I suspect one of the origins of counting had to do with the former alcohol standards for beer. A bottle or a can used to represent a fixed amount of alcohol. That’s ancient history. Beer lovers everywhere have long parted company with that one-dimensional notion. In the face of a plethora of brilliant beers with assorted alcohol contents, the good “beer experiencer” has become acutely aware of their personal alcohol tolerances: the effects of food, of being tired, the company, etc.

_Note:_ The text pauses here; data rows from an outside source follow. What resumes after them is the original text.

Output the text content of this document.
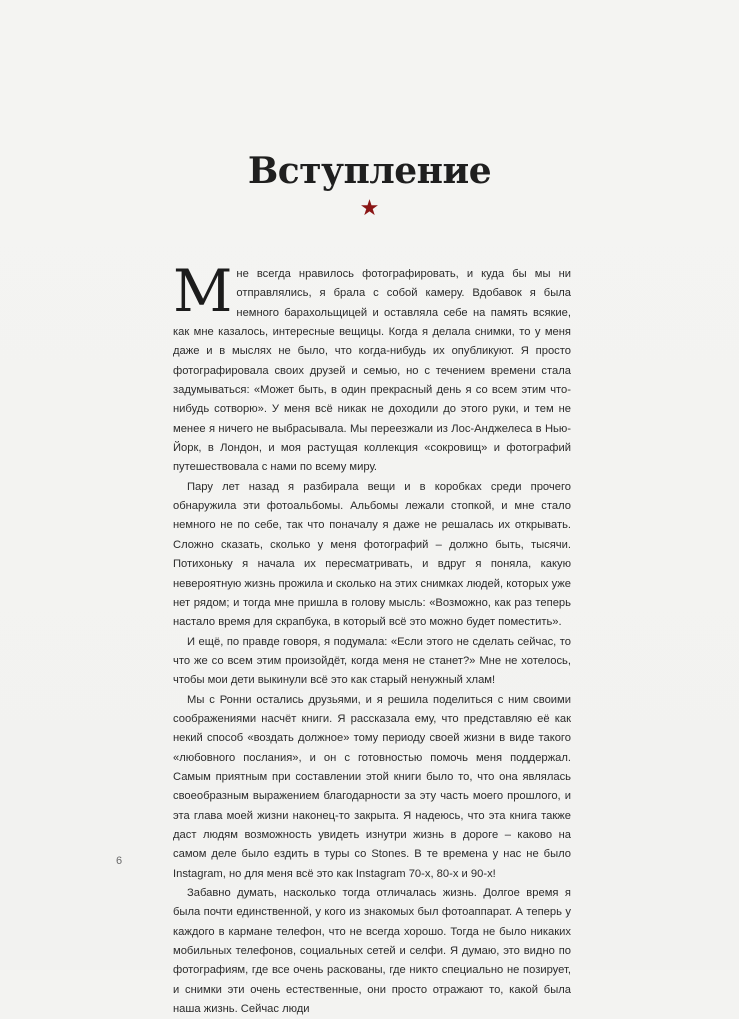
Вступление
★

Мне всегда нравилось фотографировать, и куда бы мы ни отправлялись, я брала с собой камеру. Вдобавок я была немного барахольщицей и оставляла себе на память всякие, как мне казалось, интересные вещицы. Когда я делала снимки, то у меня даже и в мыслях не было, что когда-нибудь их опубликуют. Я просто фотографировала своих друзей и семью, но с течением времени стала задумываться: «Может быть, в один прекрасный день я со всем этим что-нибудь сотворю». У меня всё никак не доходили до этого руки, и тем не менее я ничего не выбрасывала. Мы переезжали из Лос-Анджелеса в Нью-Йорк, в Лондон, и моя растущая коллекция «сокровищ» и фотографий путешествовала с нами по всему миру.

Пару лет назад я разбирала вещи и в коробках среди прочего обнаружила эти фотоальбомы. Альбомы лежали стопкой, и мне стало немного не по себе, так что поначалу я даже не решалась их открывать. Сложно сказать, сколько у меня фотографий – должно быть, тысячи. Потихоньку я начала их пересматривать, и вдруг я поняла, какую невероятную жизнь прожила и сколько на этих снимках людей, которых уже нет рядом; и тогда мне пришла в голову мысль: «Возможно, как раз теперь настало время для скрапбука, в который всё это можно будет поместить».

И ещё, по правде говоря, я подумала: «Если этого не сделать сейчас, то что же со всем этим произойдёт, когда меня не станет?» Мне не хотелось, чтобы мои дети выкинули всё это как старый ненужный хлам!

Мы с Ронни остались друзьями, и я решила поделиться с ним своими соображениями насчёт книги. Я рассказала ему, что представляю её как некий способ «воздать должное» тому периоду своей жизни в виде такого «любовного послания», и он с готовностью помочь меня поддержал. Самым приятным при составлении этой книги было то, что она являлась своеобразным выражением благодарности за эту часть моего прошлого, и эта глава моей жизни наконец-то закрыта. Я надеюсь, что эта книга также даст людям возможность увидеть изнутри жизнь в дороге – каково на самом деле было ездить в туры со Stones. В те времена у нас не было Instagram, но для меня всё это как Instagram 70-х, 80-х и 90-х!

Забавно думать, насколько тогда отличалась жизнь. Долгое время я была почти единственной, у кого из знакомых был фотоаппарат. А теперь у каждого в кармане телефон, что не всегда хорошо. Тогда не было никаких мобильных телефонов, социальных сетей и селфи. Я думаю, это видно по фотографиям, где все очень раскованы, где никто специально не позирует, и снимки эти очень естественные, они просто отражают то, какой была наша жизнь. Сейчас люди

6
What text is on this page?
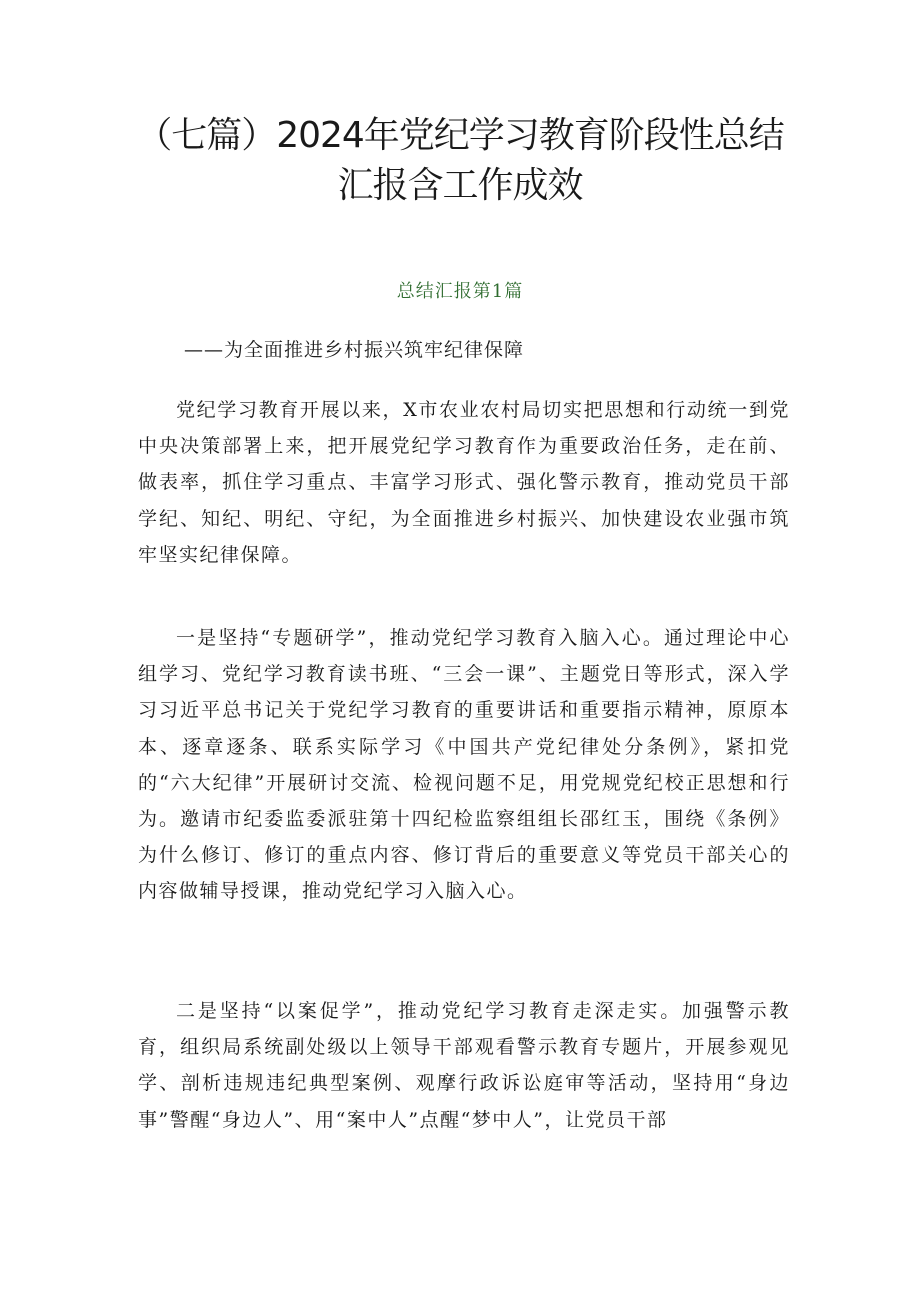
（七篇）2024年党纪学习教育阶段性总结
汇报含工作成效
总结汇报第1篇
——为全面推进乡村振兴筑牢纪律保障

党纪学习教育开展以来，X市农业农村局切实把思想和行动统一到党中央决策部署上来，把开展党纪学习教育作为重要政治任务，走在前、做表率，抓住学习重点、丰富学习形式、强化警示教育，推动党员干部学纪、知纪、明纪、守纪，为全面推进乡村振兴、加快建设农业强市筑牢坚实纪律保障。

一是坚持“专题研学”，推动党纪学习教育入脑入心。通过理论中心组学习、党纪学习教育读书班、“三会一课”、主题党日等形式，深入学习习近平总书记关于党纪学习教育的重要讲话和重要指示精神，原原本本、逐章逐条、联系实际学习《中国共产党纪律处分条例》，紧扣党的“六大纪律”开展研讨交流、检视问题不足，用党规党纪校正思想和行为。邀请市纪委监委派驻第十四纪检监察组组长邵红玉，围绕《条例》为什么修订、修订的重点内容、修订背后的重要意义等党员干部关心的内容做辅导授课，推动党纪学习入脑入心。

二是坚持“以案促学”，推动党纪学习教育走深走实。加强警示教育，组织局系统副处级以上领导干部观看警示教育专题片，开展参观见学、剖析违规违纪典型案例、观摩行政诉讼庭审等活动，坚持用“身边事”警醒“身边人”、用“案中人”点醒“梦中人”，让党员干部
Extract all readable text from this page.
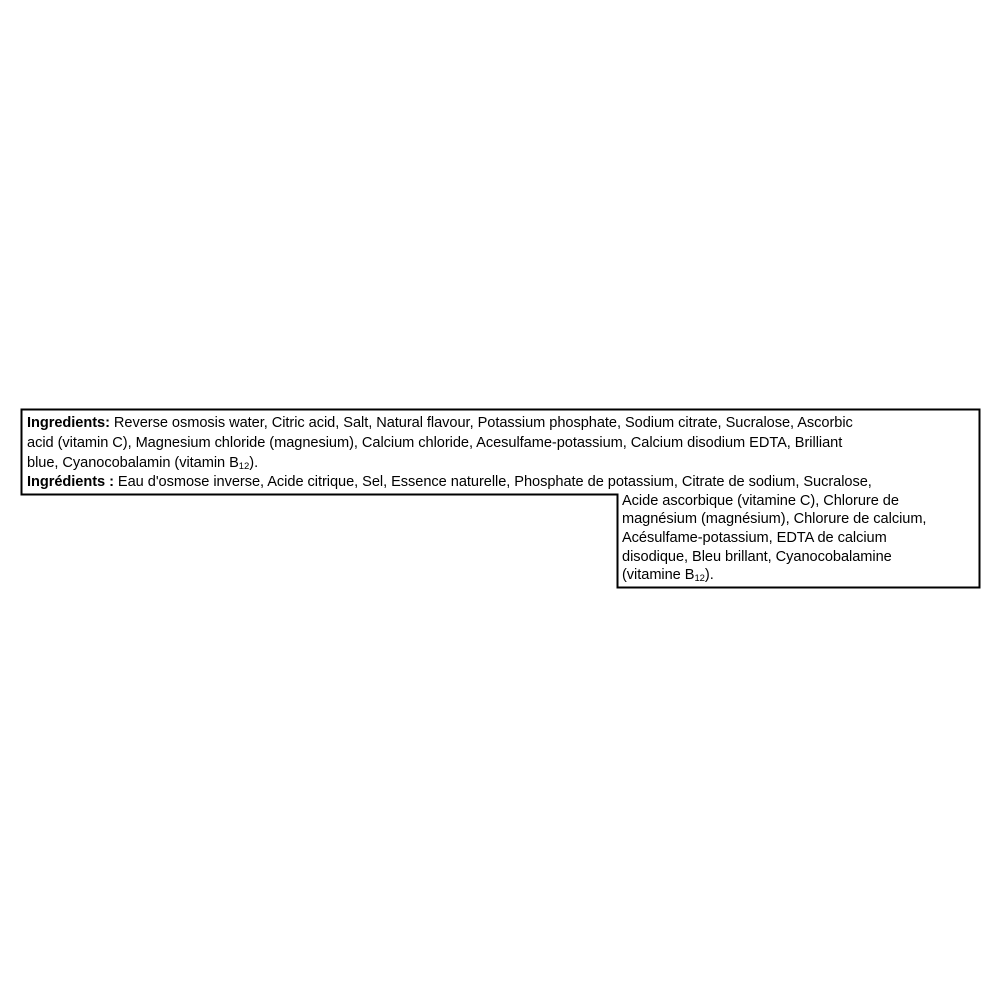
Ingredients: Reverse osmosis water, Citric acid, Salt, Natural flavour, Potassium phosphate, Sodium citrate, Sucralose, Ascorbic
acid (vitamin C), Magnesium chloride (magnesium), Calcium chloride, Acesulfame-potassium, Calcium disodium EDTA, Brilliant
blue, Cyanocobalamin (vitamin $B_{12}$).
Ingrédients : Eau d'osmose inverse, Acide citrique, Sel, Essence naturelle, Phosphate de potassium, Citrate de sodium, Sucralose,
Acide ascorbique (vitamine C), Chlorure de
magnésium (magnésium), Chlorure de calcium,
Acésulfame-potassium, EDTA de calcium
disodique, Bleu brillant, Cyanocobalamine
(vitamine $B_{12}$).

The phenomenal range of alcohol content, and the necessity of becoming a very good at understanding toleration, should reveal the flaw in counting. It is all about the experience. Yes, collecting can play a part. However, at the end of the day, it is not about counting your beers, but about the beers that count. Your relationship to the beer in your hand makes all the difference in the world.
As for drinking 100 beers in a month, I applaud. However, experiencing such a range of beers sounds like a true adventure. And why stop at a certain number?